On nous aurait menti ?

Ceux qui connaissent la série animée et non la bande dessinée, seront certainement surpris en découvrant la jaquette du jeu. En effet, celui-ci s'inspire de l'oeuvre originale, qui n'a pas grand chose à voir avec son adaptation télévisée, si ce n'est le nom des personnages principaux – Martin Mystère (quelle surprise), Diana et Java. Ne croyez donc pas le pipeau qu'on vous claironne au dos de la boîte : c'est uniquement de la BD qu'est tiré le jeu. C'est ainsi qu'on y incarne un new-yorkais trentenaire spécialisé dans les enquêtes à tendance surnaturelle, aidé dans son entreprise par sa pulpeuse et éternelle fiancée, et surtout par une armoire à glace rescapée du Néanderthal qui ne s'exprime que par des grognements (mais que les deux conjoints comprennent parfaitement, un peu comme Lassie dans la série bien connue). Voilà, le décor est planté. Rentrons donc dans le vif du sujet.

Pitch : en-cas brioché aux pépites de chocolat

Ce cher Pr. Eulemberg ne vivait pas dans un cabanon.

L'aventure commence alors que notre héros apprend la mort pas tout-à-fait accidentelle d'un certain Professeur Eulemberg. Il devra donc rejoindre le lieu du crime et aider la police à résoudre cette sombre affaire. Cependant, sa première mission sera tout d'abord de réussir à sortir de chez lui, sachant qu'il est en robe de chambre et que sa douce Diana est visiblement partie avec la clef de la penderie, précisément pour qu'il ne sorte pas et qu'il se repose. Mais il en faut davantage pour arrêter M. Mystère, qui finira même par aller poser ses questions jusqu'au Mexique.
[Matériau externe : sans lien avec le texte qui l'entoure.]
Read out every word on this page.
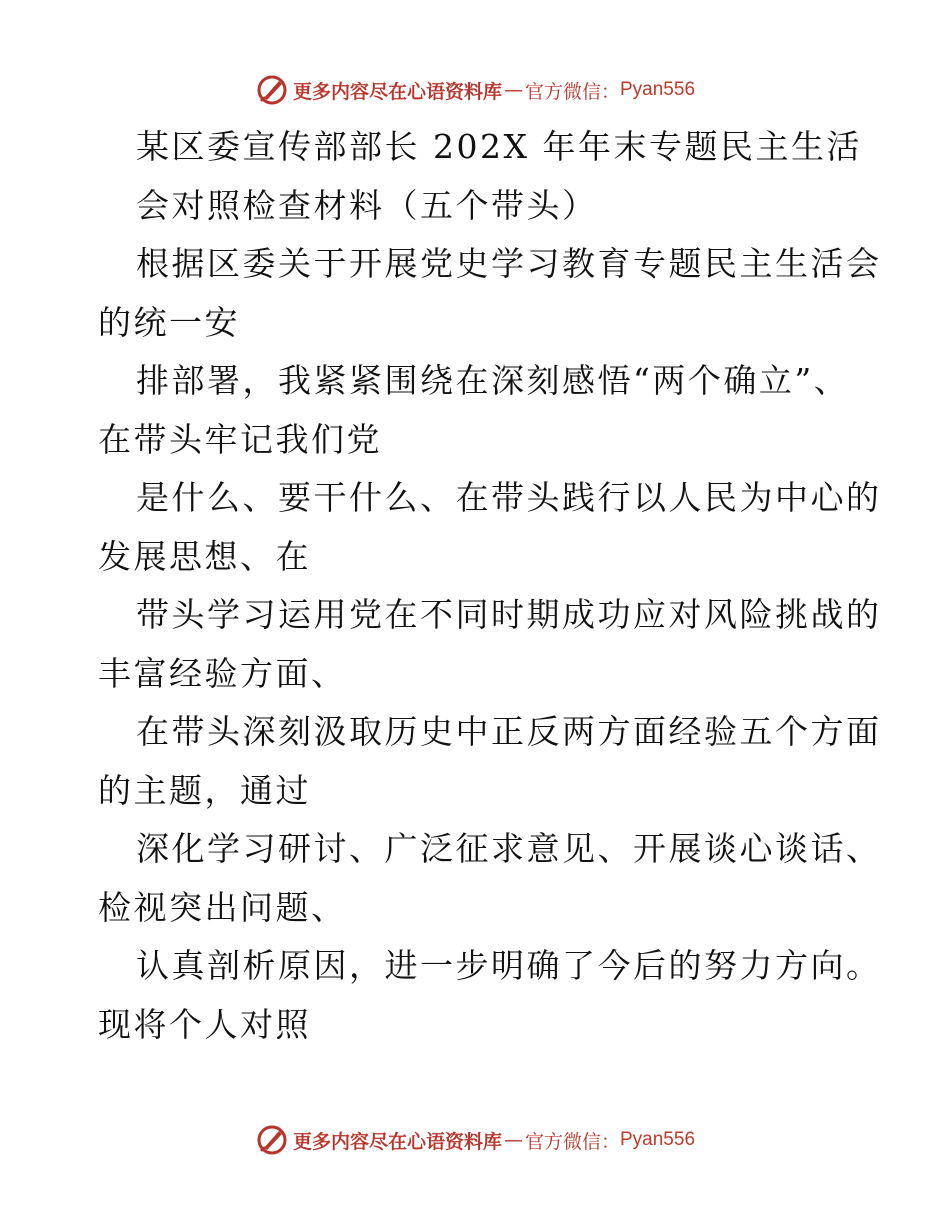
更多内容尽在心语资料库 — 官方微信： Pyan556
某区委宣传部部长 202X 年年末专题民主生活
会对照检查材料（五个带头）
根据区委关于开展党史学习教育专题民主生活会
的统一安
排部署，我紧紧围绕在深刻感悟“两个确立”、
在带头牢记我们党
是什么、要干什么、在带头践行以人民为中心的
发展思想、在
带头学习运用党在不同时期成功应对风险挑战的
丰富经验方面、
在带头深刻汲取历史中正反两方面经验五个方面
的主题，通过
深化学习研讨、广泛征求意见、开展谈心谈话、
检视突出问题、
认真剖析原因，进一步明确了今后的努力方向。
现将个人对照
更多内容尽在心语资料库 — 官方微信： Pyan556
Il y découvrira alors un lien particulier entre la civilisation aztèque et le mythe de la vie éternelle, le genre de rapprochement qui n'étonnera pas beaucoup les habitués de la BD. Au fur et à mesure de sa progression, Martin notera dans son petit bloc-notes, accessible depuis l'inventaire, là où il en est dans l'histoire ; dans la pratique, c'est un peu vague, mais utile si on reprend la partie au bout d'une semaine voire un mois.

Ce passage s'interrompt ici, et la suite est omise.